This is a simplified guide to an AI model called bisenet-faces maintained by fermatresearch. If you like these kinds of analysis, join AIModels.fyi or follow us on Twitter.

Model overview

bisenet-faces implements BiSeNet, a bilateral segmentation network designed for real-time semantic segmentation focused on face parsing. Created by fermatresearch, this model segments facial images into distinct regions like skin, hair, eyes, and other facial components. The bilateral approach combines detailed spatial information with context to achieve fast processing times without sacrificing accuracy. Unlike general segmentation models, this implementation targets the specific challenge of parsing facial structure with efficiency suitable for real-time applications.

Model inputs and outputs

bisenet-faces accepts images and processes them through a configurable pipeline. The model outputs segmentation masks that identify different facial regions with pixel-level precision. Input resolution can be adjusted for speed versus detail tradeoffs, and the model supports different backbone architectures for varying performance characteristics.

Inputs

Outputs

Capabilities

The model identifies and separates facial components including face boundaries, skin regions, hair, eyebrows, eyes, nose, lips, and neck areas. It processes faces at multiple resolutions and can run efficiently on both CPU and GPU hardware. The ResNet18 backbone provides a lightweight option for resource-constrained environments, while ResNet34 offers improved accuracy for higher-quality segmentation. The model handles various image qualities and lighting conditions typical in real-world face parsing scenarios.

What can I use it for?

Face parsing enables numerous applications in beauty technology, virtual try-on systems, facial animation, and beauty product recommendation engines. Developers can integrate this model into applications that require understanding facial geometry, such as makeup simulation, hairstyle visualization, or skin analysis tools. The real-time performance makes it suitable for streaming applications and interactive experiences where latency matters.
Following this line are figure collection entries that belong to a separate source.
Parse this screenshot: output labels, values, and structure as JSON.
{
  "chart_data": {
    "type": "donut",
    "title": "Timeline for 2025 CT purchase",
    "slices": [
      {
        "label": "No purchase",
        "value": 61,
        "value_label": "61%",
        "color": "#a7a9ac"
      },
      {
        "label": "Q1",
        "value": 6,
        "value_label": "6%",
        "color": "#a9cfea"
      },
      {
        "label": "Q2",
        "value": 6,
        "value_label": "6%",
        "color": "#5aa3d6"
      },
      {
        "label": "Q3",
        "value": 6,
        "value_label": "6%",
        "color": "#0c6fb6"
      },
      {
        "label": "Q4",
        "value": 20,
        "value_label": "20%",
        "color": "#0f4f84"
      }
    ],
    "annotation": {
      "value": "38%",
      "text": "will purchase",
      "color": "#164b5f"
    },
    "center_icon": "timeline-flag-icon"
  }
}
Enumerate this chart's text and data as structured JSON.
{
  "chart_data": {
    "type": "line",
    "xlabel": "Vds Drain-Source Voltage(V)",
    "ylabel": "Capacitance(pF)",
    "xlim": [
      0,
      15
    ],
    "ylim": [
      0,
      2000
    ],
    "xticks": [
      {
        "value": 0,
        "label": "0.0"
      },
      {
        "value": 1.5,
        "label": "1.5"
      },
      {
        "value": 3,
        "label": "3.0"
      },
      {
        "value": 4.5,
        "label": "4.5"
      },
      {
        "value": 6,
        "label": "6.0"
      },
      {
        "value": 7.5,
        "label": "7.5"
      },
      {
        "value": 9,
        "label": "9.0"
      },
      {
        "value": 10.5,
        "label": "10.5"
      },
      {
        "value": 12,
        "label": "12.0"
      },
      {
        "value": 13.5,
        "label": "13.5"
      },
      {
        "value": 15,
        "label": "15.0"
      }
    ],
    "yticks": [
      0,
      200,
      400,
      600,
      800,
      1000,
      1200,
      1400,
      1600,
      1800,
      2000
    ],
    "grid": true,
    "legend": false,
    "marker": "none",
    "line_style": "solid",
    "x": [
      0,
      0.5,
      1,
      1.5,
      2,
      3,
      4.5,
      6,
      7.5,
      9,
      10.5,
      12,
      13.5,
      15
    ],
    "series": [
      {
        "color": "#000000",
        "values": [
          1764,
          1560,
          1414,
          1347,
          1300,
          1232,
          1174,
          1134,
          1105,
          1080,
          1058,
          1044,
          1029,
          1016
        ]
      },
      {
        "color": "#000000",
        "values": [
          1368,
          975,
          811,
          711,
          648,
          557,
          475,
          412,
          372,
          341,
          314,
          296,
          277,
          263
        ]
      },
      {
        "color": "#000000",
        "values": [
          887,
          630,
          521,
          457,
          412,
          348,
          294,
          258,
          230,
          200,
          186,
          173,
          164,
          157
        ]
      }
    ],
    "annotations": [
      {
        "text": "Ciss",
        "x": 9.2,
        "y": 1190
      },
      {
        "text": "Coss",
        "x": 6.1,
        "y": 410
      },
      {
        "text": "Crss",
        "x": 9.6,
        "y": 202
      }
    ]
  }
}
Companies in the beauty, gaming, and virtual reality sectors can use this technology to enhance their products with intelligent facial region detection and processing.

Things to try

Experiment with different backbone architectures to find the optimal balance between speed and segmentation quality for your specific use case. Test various input resolutions to understand how pixel density affects parsing accuracy for different facial feature types—smaller faces may require higher resolutions while larger faces work well at lower settings. Try enabling FP16 precision if running on CUDA hardware to improve throughput while monitoring whether the reduced precision impacts your segmentation requirements. Process diverse face images varying in ethnicity, age, and lighting conditions to evaluate model robustness across different demographics and environmental scenarios.